Sorry if I destroyed your weekend with my opinions about Baz Luhrmann’s The Great Gatsby on the L train. At least they were solicited by an innocent guy who didn’t care about how this disaster — that should have been the miracle of my life and Leo’s life — negatively affected me physically, emotionally, and mentally.
“Did you see the movie and now you’re reading the book?,” he asked.
“I already saw the movie. I read this book all the time.” Blah blah blah blah, look at how cultured I am! I was hostile because I had to pee so bad and was also insulted that he assumed I never read the book before.
“Yeah, I can tell you like it a lot since you wrote in it.”
Within some seconds and a sentence we were on good terms again. He noticed I care about reading more than most of America because I write and doodle (shapeless cross-hatching) all over the margins in mechanical pencil. Does it matter that I write in mechanical pencil? No, but it’s important to me.

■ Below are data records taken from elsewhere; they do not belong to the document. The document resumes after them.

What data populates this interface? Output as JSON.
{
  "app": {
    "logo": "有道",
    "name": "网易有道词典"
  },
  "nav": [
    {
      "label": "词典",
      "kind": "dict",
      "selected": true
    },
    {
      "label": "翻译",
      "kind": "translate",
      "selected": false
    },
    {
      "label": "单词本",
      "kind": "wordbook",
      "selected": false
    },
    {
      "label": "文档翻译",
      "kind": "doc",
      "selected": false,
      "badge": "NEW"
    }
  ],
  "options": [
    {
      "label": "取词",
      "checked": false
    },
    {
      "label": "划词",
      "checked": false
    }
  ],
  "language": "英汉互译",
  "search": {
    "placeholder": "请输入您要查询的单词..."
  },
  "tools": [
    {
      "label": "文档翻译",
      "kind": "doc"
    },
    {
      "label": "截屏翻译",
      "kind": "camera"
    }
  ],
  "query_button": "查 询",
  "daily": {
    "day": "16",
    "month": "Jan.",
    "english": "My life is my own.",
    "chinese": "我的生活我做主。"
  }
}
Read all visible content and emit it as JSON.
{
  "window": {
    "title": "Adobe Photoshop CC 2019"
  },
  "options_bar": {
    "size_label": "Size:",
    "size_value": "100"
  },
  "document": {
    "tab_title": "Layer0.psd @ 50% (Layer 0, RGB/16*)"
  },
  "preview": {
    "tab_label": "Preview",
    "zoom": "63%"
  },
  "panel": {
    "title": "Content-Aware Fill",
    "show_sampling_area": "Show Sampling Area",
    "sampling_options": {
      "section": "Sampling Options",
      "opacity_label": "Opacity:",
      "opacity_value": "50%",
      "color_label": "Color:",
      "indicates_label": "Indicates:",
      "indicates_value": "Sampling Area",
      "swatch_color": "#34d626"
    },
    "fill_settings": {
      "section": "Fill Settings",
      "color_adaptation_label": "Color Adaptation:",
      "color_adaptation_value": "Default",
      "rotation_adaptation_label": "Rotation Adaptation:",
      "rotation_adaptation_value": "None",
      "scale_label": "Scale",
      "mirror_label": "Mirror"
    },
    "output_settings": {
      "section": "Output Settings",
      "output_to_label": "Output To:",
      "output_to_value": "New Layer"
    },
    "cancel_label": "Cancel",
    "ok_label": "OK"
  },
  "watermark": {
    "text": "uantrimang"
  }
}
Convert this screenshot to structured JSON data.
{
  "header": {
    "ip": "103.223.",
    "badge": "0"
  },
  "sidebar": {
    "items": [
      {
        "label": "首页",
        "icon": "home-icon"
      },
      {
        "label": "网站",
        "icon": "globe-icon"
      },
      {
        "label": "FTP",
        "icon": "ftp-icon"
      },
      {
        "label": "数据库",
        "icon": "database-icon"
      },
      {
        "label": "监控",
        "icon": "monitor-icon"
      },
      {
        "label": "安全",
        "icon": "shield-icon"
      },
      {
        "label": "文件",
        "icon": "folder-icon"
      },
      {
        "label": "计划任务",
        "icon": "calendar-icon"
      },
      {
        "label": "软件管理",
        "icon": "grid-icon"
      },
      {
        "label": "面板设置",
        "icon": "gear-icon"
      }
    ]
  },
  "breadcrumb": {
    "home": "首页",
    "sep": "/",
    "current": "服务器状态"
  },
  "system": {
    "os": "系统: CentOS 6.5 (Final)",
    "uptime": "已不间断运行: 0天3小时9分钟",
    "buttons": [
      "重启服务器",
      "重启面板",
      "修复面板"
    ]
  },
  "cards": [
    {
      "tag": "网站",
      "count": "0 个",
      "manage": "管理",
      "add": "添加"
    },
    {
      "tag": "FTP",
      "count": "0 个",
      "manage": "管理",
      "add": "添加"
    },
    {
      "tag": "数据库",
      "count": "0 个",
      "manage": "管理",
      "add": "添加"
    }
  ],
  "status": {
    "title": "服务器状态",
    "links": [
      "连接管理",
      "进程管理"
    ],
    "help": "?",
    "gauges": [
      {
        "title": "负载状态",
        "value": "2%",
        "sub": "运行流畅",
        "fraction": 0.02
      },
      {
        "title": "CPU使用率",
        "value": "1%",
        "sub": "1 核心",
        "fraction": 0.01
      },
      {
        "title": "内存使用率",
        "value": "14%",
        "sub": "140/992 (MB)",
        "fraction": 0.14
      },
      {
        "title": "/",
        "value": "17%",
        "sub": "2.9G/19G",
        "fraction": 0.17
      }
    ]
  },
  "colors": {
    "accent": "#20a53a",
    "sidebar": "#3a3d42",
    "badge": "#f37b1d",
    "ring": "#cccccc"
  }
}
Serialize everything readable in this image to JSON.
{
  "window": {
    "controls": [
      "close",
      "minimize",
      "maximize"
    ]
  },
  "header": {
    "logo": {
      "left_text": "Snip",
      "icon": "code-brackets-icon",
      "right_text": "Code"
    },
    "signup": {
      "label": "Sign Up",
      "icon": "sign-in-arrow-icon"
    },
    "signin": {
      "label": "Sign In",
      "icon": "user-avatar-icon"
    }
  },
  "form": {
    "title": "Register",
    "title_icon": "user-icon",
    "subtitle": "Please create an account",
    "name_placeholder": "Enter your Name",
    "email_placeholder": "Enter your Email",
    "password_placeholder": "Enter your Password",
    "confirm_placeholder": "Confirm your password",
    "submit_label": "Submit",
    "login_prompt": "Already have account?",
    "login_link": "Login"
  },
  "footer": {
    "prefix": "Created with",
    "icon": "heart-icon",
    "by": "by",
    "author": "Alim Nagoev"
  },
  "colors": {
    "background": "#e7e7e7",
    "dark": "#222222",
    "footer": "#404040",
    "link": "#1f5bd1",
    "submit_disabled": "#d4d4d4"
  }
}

I’m suicidal when I read the works of F. Scott Fitzgerald because it makes me feel like I will accomplish nothing with my words or my life or love or whatever.
So, anyone whose nosy eye reads the notes I take in incredible books will think I’m going to murder myself by cutting my wrists in the bathtub with a Christmas butter knife. (Why a Christmas butter knife, Carrie? Because Christmas is the only thing I ever loved). On the final page of The Great Gatsby, I wrote why don’t you just jump off a boat into a deadly current or into a shark’s mouth with blood coming out of it in red pen. This is the least graphic example I can share. But I’m fine, I swear. And not in a way that someone is not fine when they say that they’re fine, fine as in the actual definition of fine. It’s just part of the process.
“Well, how was the movie?” He shouldn’t have asked.
Suddenly I’m shouting as I sit in my cowboy boots and wet raincoat. I’m waving my arms up and down with the book flailing around like a fifteen year old boy losing his virginity. And I’m not looking this guy in the eye because I have a problem with looking people in the eye because I read Greek mythology on Encarta ‘98 as a kid and Medusa scared me.
I made a self discovery that Jay-Z was the root of all of The Great Gatsby’s problems, because he probably just sat around in a gold throne telling everyone what to do. Even poor Leo. But in case you’re wondering or not wondering, these are some of the issues I shouted to about twelve innocent people trying to live in peace:
-Leonardo DiCaprio is a beautiful, beautiful man and he was perfect as Jay. His cool beautiful shirts were beautiful and well-fitted but even if Jay-Z music did exist in the 20s, I don’t think he’d play it at his parties
-Tom Buchanan didn’t slap Myrtle hard enough.
-Why did they create a whole storyline with Nick Carraway in therapy or some kind of insane asylum where he writes the book?
-Who approved of Fergie? Did she campaign to get Josh Duhamel a cameo? It might have been better if he was in it.
-I’m not trying to show off but while I was watching it all I could think was, I feel like I could have adapted a better screenplay. Or I would at least take advantage of the line, “I’ve been drunk for about a week now, and I thought it would sober me up to sit in a library.”
-Some of my favorite moments and quotes from the book were completely ruined as Courier New typography stretched across the already really colorful and shiny busy screen.
-Speaking of quotes, some of my favorites were completely left out or rewritten to sound terrible and worthless and the worst sentences I’ll ever hear.
-At least the costumes were really great (me and my new stranger friend agreed on this).
I should have provided a bag so people could drop in change for my free movie review. But maybe not because I’m sure the guy who started it got off at a stop just to get away from me.
I’m not sure he ever even read The Great Gatsby, but I think I assumed he had. He probably only talked to me because the notes to myself in the margins of the pages I had open mentioned drowning myself in my own blood in a bathtub, so he thought I needed someone to talk to. It feels good to know a random stranger is looking out for my heartbeat.
If you’re out there like a regular person who uses the Internet, I know how scary it is to be me and I’m sorry you had such a sudden trip into my weeping soul. On the bright side, you got a deeper look inside my feelings than some of my dearest, dearest friends.